No, you should not expect that. You are seeing 267 there because the default threshold values for decideTestsDGE() are p.value=0.05 and lfc=0. However, when you run this following line of code, you are accessing the entire vector of p-values, i.e., those above and below p=0.05:
o <- order(tr$table$PValue)
If you want a heatmap of genes with nominal p<0.05, then start by doing something like this:
subset(tr$table, PValue < 0.05)
..and then proceed from there.
Make sure that you take time to view the values of variables in your workspace so that you can better understand what is happening.
Kevin, thanks for replying, but the code given by OP actually does plot only 50 genes. The heatmap code is completely independent of the decideTests call.
OP's claims make no sense to me. Note that he has not claimed to see 267 genes (as you assume in your comment) but rather he claims to see 300 or more. The heatmap picture shown in the question shows about 60 genes, so it doesn't match either the code or the claims.
So apparently the heatmaps won't just show the 267 DE genes found by summaryis.de), but as shown in 6.png (ranging from 251 to 300) there are more. That's what I needed clarifications about ^^' Maybe it just works on the whole gene set and orders them by Pvalue?

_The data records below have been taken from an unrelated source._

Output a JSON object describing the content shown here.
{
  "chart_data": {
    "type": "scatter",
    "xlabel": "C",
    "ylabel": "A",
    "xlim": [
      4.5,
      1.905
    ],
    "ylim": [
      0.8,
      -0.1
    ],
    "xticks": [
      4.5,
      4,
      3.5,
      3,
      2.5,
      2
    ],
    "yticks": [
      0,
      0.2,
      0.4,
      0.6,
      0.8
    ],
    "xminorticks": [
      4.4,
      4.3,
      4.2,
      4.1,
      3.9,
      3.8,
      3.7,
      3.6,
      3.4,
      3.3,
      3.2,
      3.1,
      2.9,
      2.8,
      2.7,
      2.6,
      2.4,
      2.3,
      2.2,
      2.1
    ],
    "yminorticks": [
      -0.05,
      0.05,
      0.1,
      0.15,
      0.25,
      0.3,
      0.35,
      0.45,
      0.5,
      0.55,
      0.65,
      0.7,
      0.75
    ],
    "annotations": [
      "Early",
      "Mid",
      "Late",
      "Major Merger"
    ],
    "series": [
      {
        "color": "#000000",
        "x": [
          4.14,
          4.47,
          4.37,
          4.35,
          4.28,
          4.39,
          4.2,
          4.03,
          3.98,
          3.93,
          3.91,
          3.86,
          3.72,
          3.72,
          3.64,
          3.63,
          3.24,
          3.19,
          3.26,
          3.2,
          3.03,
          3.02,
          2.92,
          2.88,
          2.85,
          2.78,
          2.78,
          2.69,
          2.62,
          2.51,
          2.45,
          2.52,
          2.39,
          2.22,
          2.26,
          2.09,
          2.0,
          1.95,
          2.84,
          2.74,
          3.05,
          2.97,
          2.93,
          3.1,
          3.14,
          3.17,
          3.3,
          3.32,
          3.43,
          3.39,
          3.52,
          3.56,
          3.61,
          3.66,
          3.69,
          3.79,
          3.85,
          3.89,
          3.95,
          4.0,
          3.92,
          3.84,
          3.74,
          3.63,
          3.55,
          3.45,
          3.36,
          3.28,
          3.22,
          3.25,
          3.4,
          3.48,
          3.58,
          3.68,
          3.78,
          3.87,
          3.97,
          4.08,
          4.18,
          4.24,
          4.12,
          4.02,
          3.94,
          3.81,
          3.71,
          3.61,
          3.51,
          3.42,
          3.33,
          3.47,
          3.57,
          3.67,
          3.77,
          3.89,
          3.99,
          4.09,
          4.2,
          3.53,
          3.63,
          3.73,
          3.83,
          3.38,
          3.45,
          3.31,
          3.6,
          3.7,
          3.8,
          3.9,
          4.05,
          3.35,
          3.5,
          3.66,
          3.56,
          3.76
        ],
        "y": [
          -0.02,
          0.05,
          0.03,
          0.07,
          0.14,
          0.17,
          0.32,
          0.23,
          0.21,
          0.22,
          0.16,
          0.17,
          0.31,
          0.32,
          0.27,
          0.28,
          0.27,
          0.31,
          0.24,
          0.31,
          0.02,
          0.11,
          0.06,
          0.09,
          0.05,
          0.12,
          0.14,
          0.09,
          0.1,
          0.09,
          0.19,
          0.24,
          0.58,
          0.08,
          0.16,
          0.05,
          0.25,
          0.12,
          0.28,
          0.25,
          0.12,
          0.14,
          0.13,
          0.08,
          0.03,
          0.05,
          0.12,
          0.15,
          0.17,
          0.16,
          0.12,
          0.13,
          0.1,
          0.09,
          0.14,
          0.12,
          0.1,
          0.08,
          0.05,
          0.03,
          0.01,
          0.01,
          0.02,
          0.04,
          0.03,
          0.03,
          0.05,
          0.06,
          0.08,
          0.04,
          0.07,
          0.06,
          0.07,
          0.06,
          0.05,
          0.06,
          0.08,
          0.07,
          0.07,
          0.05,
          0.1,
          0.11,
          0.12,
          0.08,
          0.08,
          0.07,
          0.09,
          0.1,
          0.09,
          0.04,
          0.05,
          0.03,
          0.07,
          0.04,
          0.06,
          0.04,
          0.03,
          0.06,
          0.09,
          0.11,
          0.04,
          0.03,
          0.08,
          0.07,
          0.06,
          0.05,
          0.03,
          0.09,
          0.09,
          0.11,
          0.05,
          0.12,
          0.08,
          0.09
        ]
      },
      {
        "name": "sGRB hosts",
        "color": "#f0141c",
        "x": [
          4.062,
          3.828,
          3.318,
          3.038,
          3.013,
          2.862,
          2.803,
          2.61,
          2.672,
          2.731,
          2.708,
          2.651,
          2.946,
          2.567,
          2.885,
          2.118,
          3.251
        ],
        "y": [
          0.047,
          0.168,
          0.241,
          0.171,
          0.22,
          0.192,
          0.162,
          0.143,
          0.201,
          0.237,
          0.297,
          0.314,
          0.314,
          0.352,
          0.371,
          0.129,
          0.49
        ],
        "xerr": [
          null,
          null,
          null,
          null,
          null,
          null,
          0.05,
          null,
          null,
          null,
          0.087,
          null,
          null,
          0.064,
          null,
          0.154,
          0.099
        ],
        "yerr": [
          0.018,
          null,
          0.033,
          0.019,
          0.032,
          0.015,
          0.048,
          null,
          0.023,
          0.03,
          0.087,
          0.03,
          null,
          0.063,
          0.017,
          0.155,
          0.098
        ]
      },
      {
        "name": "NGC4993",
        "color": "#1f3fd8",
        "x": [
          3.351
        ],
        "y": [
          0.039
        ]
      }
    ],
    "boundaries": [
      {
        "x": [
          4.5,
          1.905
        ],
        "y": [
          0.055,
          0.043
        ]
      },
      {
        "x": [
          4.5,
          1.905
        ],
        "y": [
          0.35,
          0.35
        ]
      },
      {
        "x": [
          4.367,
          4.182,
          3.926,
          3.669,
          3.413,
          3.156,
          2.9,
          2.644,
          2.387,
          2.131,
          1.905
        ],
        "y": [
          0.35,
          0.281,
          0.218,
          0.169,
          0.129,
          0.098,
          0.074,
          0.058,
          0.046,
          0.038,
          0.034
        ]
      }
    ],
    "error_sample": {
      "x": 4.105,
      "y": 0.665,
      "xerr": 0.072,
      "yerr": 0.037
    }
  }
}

It is important to get the initial question correct and write it in such a way such that any answer will fully address the points made [in your question]. When threads continue in this lengthy fashion, information becomes 'diluted' and it makes it more difficult for future users to find what they need. Can you take some time to go over all of your data and code, and read our replies here? Thanks / Grazie mile.
Hello, thanks for your answer!
I guessed that, but what confused me is that I would have expected the pipeline itself to work on DE transcripts as a subset and not apparently them all...
Thanks for the suggestion, I'll check them out! Would you suggest a specific tutorial/function in my case?